The Tudors and the Tower

Chapter 4 : From Prisoner in this Place to Prince of this Land

Another unwitting figurehead for revolt in ‘Bloody’ Mary’s reign was her own half-sister, Elizabeth. Mary had soon come to resent her beautiful, charismatic sibling who steadfastly resisted her entreaties to conform to the traditional Catholic faith. Resentment soon turned to suspicion. Within a few short months of Mary’s accession, Thomas Wyatt led a revolt to place Elizabeth on the throne. Even though Elizabeth was almost certainly innocent of any involvement in the plot, Mary was taking no chances and had her sister brought to the Tower. It was a cold, wet March day in 1554 when Elizabeth arrived at the fortress. As she slowly mounted the steps next to St Thomas’s Tower (‘Traitors’ Gate’), she suddenly stopped and exclaimed:

Traitor's Gate © Historic Royal Palaces

‘Oh Lord!I never thought to have come in here as a prisoner; and I pray you all, good friends and fellows, bear me witness, that I come in no traitor, but as true woman to the queen’s majesty as any is now living.

Elizabeth was eventually persuaded to move on into the Tower, and was taken to the same royal lodgings where her mother had been held prisoner prior to her execution. She was finally allowed to leave the Tower on 19 May – eighteen years to the day since her mother had been executed within the fortress.The irony cannot have been lost on her.

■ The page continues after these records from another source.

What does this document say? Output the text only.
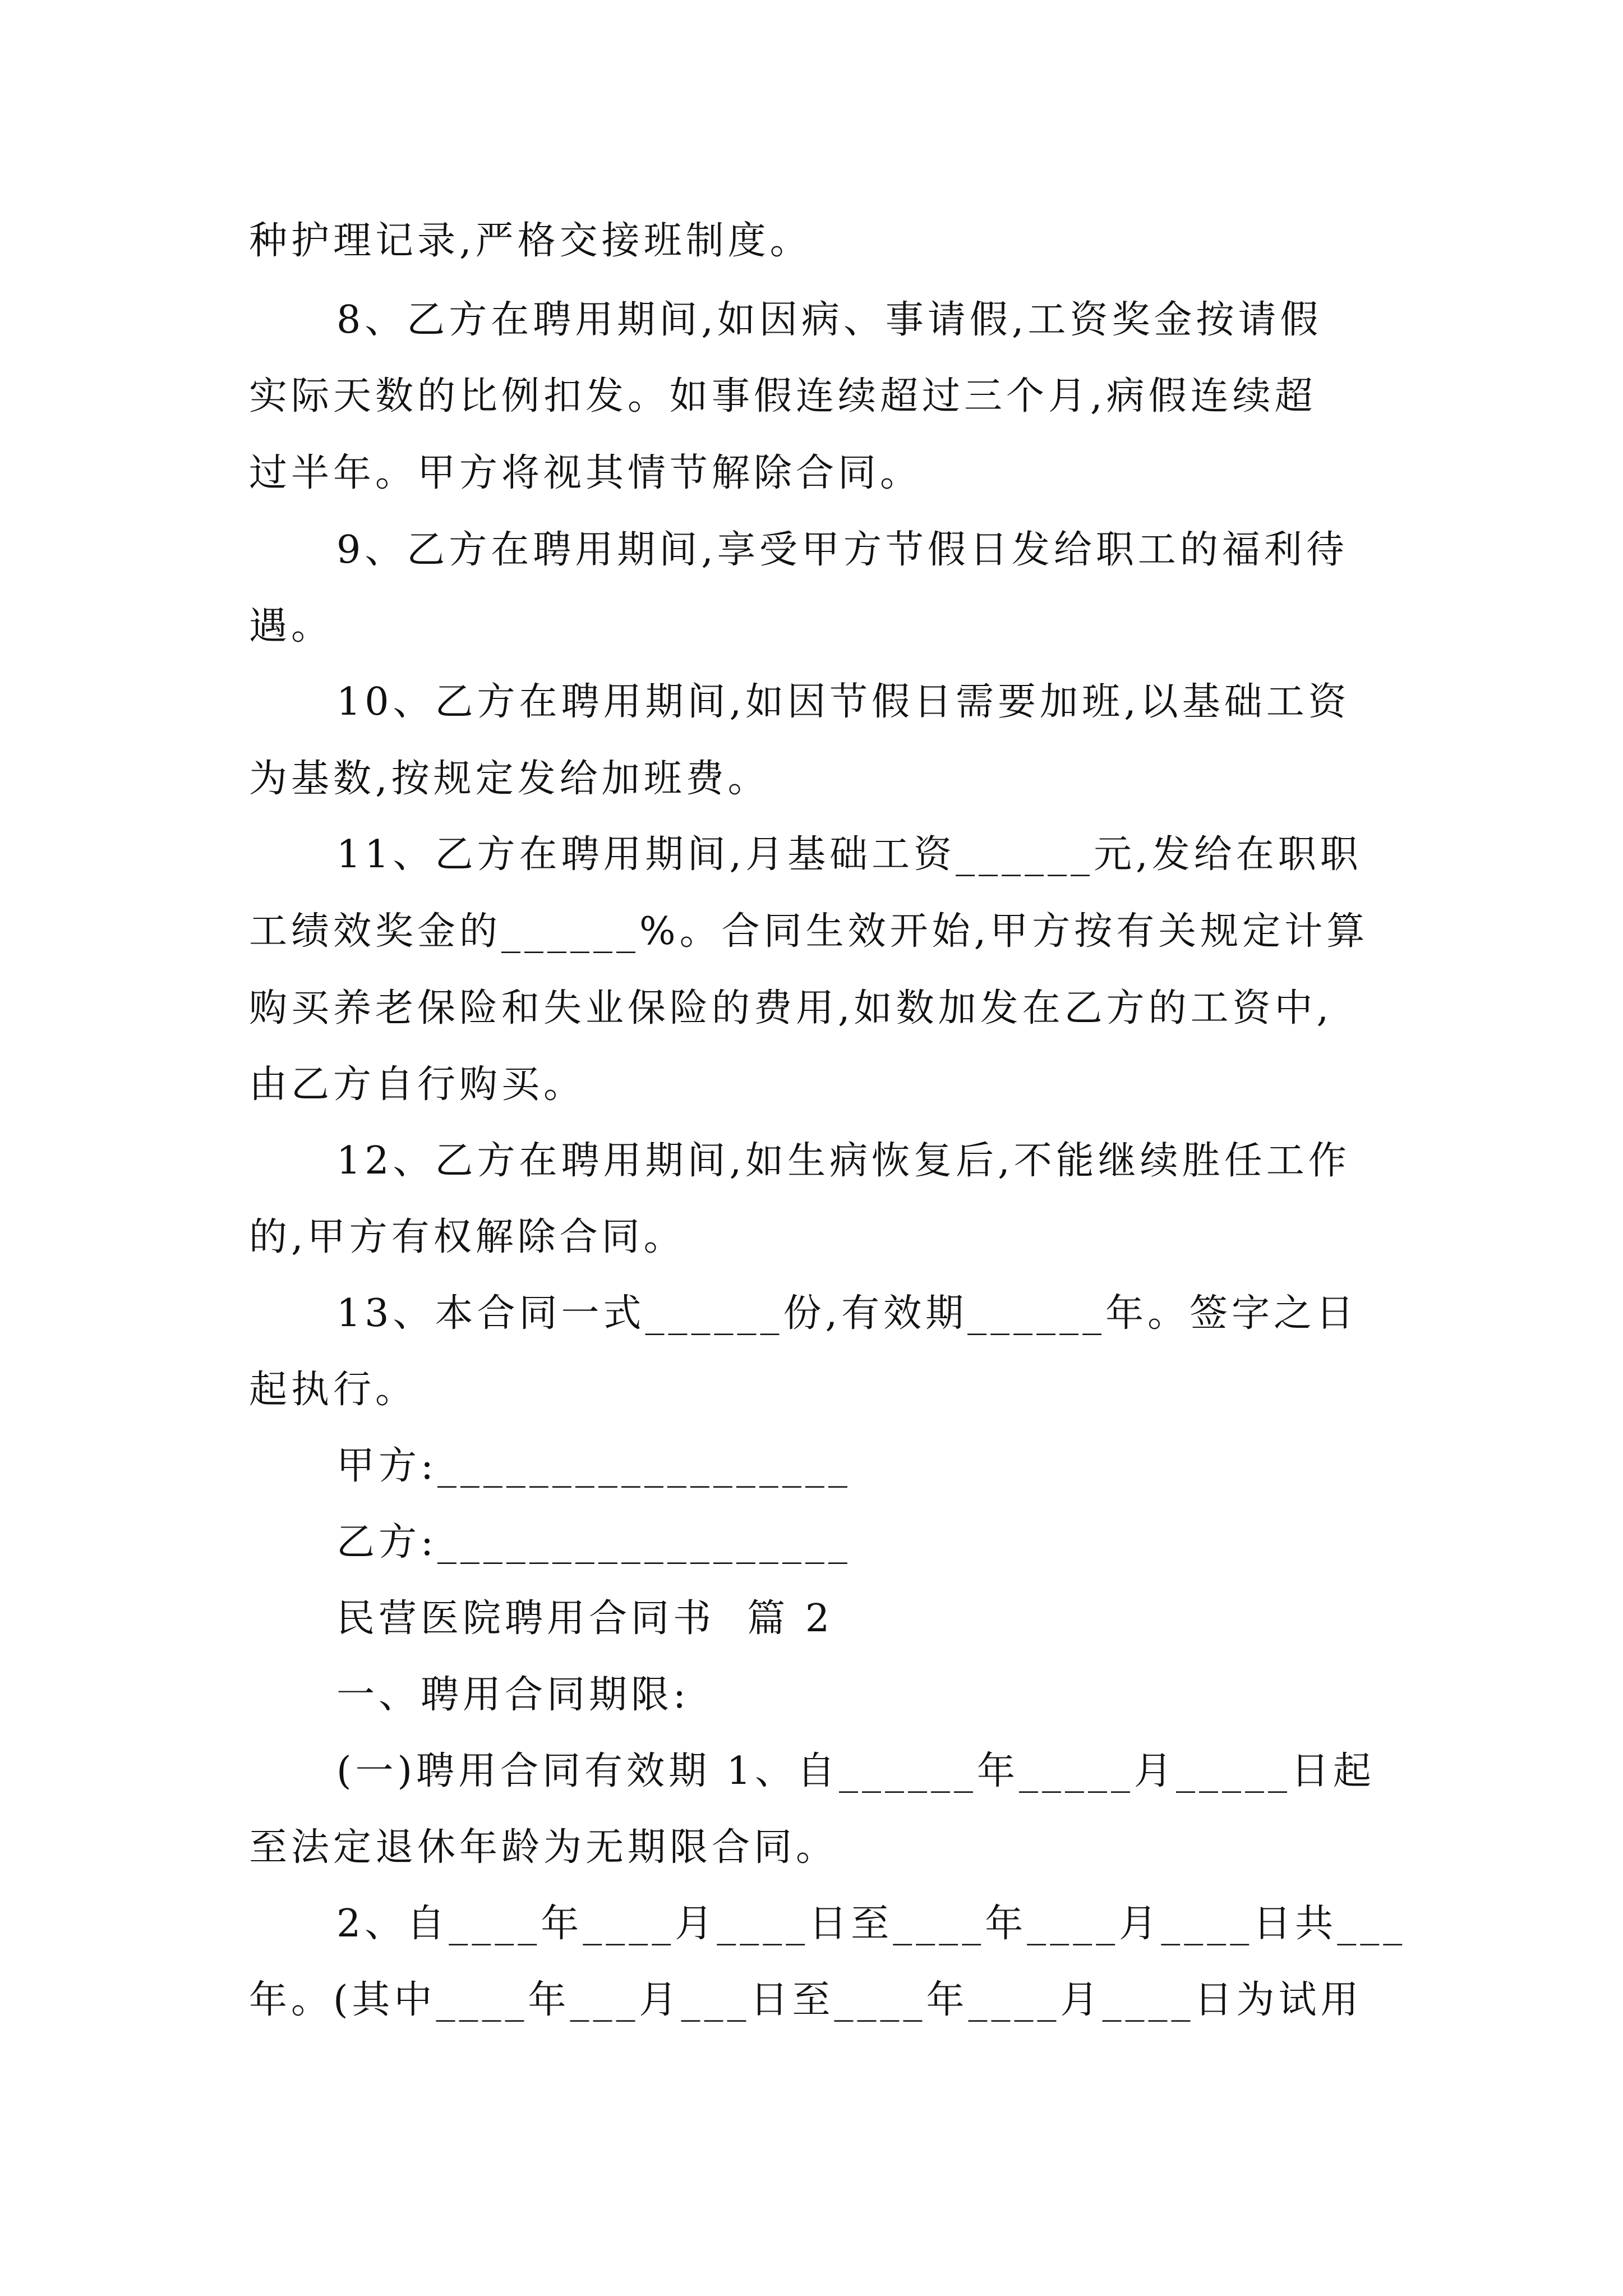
种护理记录,严格交接班制度。
8、乙方在聘用期间,如因病、事请假,工资奖金按请假
实际天数的比例扣发。如事假连续超过三个月,病假连续超
过半年。甲方将视其情节解除合同。
9、乙方在聘用期间,享受甲方节假日发给职工的福利待
遇。
10、乙方在聘用期间,如因节假日需要加班,以基础工资
为基数,按规定发给加班费。
11、乙方在聘用期间,月基础工资______元,发给在职职
工绩效奖金的______%。合同生效开始,甲方按有关规定计算
购买养老保险和失业保险的费用,如数加发在乙方的工资中,
由乙方自行购买。
12、乙方在聘用期间,如生病恢复后,不能继续胜任工作
的,甲方有权解除合同。
13、本合同一式______份,有效期______年。签字之日
起执行。
甲方:__________________
乙方:__________________
民营医院聘用合同书  篇 2
一、聘用合同期限:
(一)聘用合同有效期 1、自______年_____月_____日起
至法定退休年龄为无期限合同。
2、自____年____月____日至____年____月____日共___
年。(其中____年___月___日至____年____月____日为试用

It may have been a growing awareness of her unpopularity that prompted Mary, in 1555, to issue instructions to the Constable of the Tower that nine men from the ranks of the Yeoman Warders were to patrol during the day, and six at night. Detailed instructions were also set down for securing the keys at night. This become known as the Ceremony of the Keys and has been performed every night since.

Upon Mary’s death in November 1558, the throne passed to her younger half-sister Elizabeth, who entered the Tower to a rapturous reception on 28 November. Quite what she felt upon returning to the fortress where she had been held prisoner during her half-sister’s reign and where her mother Anne Boleyn had met her death can only be imagined. But statecraft overcame any sensibilities, and Elizabeth remained there with her council for several weeks to decide the future course of policy.